Thanks @Abbe98. I'm not a IIIF expert, but I think it's allowed for collections to include items that are from anywhere online? So we could be ending up doing some extremely large-scale crawling here? (this could also be limited in some way of course - such as allowing the user to specify a domain as well as number of levels)
@Abbe98 in the case of finding a manifest, how would you want the information in the manifest stored in an OpenRefine row? To take an example from your root we have the collection ID https://lbiiif.riksarkivet.se/collection/arkiv/pZdxhTy01Y7BRBFEIaUwL4
which contains the manifest:
{
"id": "https://lbiiif.riksarkivet.se/arkis!R0002353/manifest",
"type": "Manifest",
"label": {
"sv": [
"1:1 [Det långa parlamentets bortdrivande av Cromwell 1653 20/4. Samtida illustration (på engelska) och en tillhörande holländsk text.]"
]
}
}
What would the row/record stored in OpenRefine look like in this case?
I think it would be great to discuss with the (very active) IIIF community how they'd like this to be built, and maintained over the longer term.
I agree with @wetneb that this should be moved to a more appropriate repository.
The example collection manifest looks like JSON-LD, so it's already supported by OpenRefine, but with the limitations inherent in mapping tree-shaped (JSON & XML) formats to a rectangular grid.
The universe of JSON applications is obviously way too big to be building specific support into OpenRefine for each of them.
So I have transfered it to the CommonsExtension repo, where it seems to be indeed duplicating #19 - not sure which one people want to keep?
I'm not sure if this is the right place after all. It may very well be that the IIIF community would mainly prefer to use IIIF integration in OpenRefine for generic data cleaning (not for Wikimedia Commons import)! IMO they are the ones to say/decide.

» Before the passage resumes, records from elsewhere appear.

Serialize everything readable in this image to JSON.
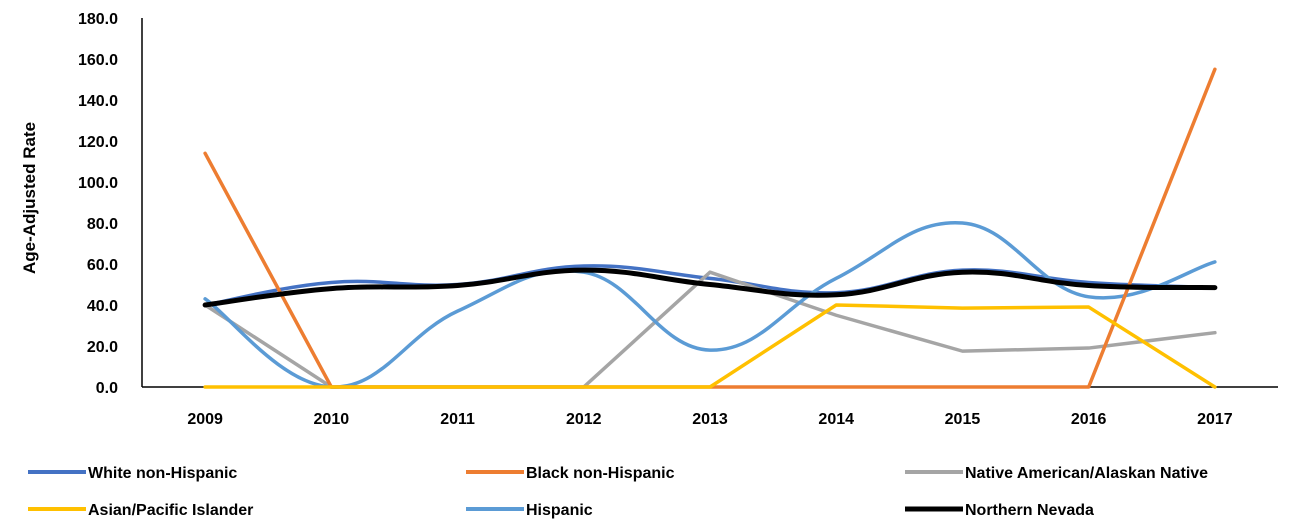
{
  "chart_data": {
    "type": "line",
    "title": "",
    "xlabel": "",
    "ylabel": "Age-Adjusted Rate",
    "categories": [
      "2009",
      "2010",
      "2011",
      "2012",
      "2013",
      "2014",
      "2015",
      "2016",
      "2017"
    ],
    "y_ticks": [
      "0.0",
      "20.0",
      "40.0",
      "60.0",
      "80.0",
      "100.0",
      "120.0",
      "140.0",
      "160.0",
      "180.0"
    ],
    "ylim": [
      0,
      180
    ],
    "grid": false,
    "smooth": true,
    "legend_position": "bottom",
    "series": [
      {
        "name": "White non-Hispanic",
        "color": "#4472C4",
        "values": [
          40,
          51,
          50,
          59,
          53,
          46,
          57,
          51,
          48.5
        ]
      },
      {
        "name": "Black non-Hispanic",
        "color": "#ED7D31",
        "values": [
          114,
          0,
          0,
          0,
          0,
          0,
          0,
          0,
          155
        ]
      },
      {
        "name": "Native American/Alaskan Native",
        "color": "#A5A5A5",
        "values": [
          40,
          0,
          0,
          0,
          56,
          35,
          17.5,
          19,
          26.5
        ]
      },
      {
        "name": "Asian/Pacific Islander",
        "color": "#FFC000",
        "values": [
          0,
          0,
          0,
          0,
          0,
          40,
          38.5,
          39,
          0
        ]
      },
      {
        "name": "Hispanic",
        "color": "#5B9BD5",
        "values": [
          43,
          0,
          37,
          56,
          18,
          53,
          80,
          44,
          61
        ]
      },
      {
        "name": "Northern Nevada",
        "color": "#000000",
        "values": [
          40,
          48,
          49.5,
          57,
          50,
          45,
          56,
          49.5,
          48.5
        ]
      }
    ]
  }
}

I would strongly suggest a bit of user research, asking potential users about their primary predicted use cases.
My intent when I created this issue had nothing to do with Wikimedia Commons. While I too agree that it should be in a separate extension(I believe half of the core extensions should be moved from core...) but thought high-level extension request lived in core's issue tracker.
I have created a wiki page to list some extension requests and listed IIIF there:
https://github.com/OpenRefine/OpenRefine/wiki/Extension-ideas#iiif-import
Pages on the wiki aren't super visible, so it's not clear to me that's the best place to put it. The main issue tracker is also an option, but not ideal either since they are not meant to be implemented in that repository. Maybe it could also be on the openrefine.org website, but then it's probably harder to edit?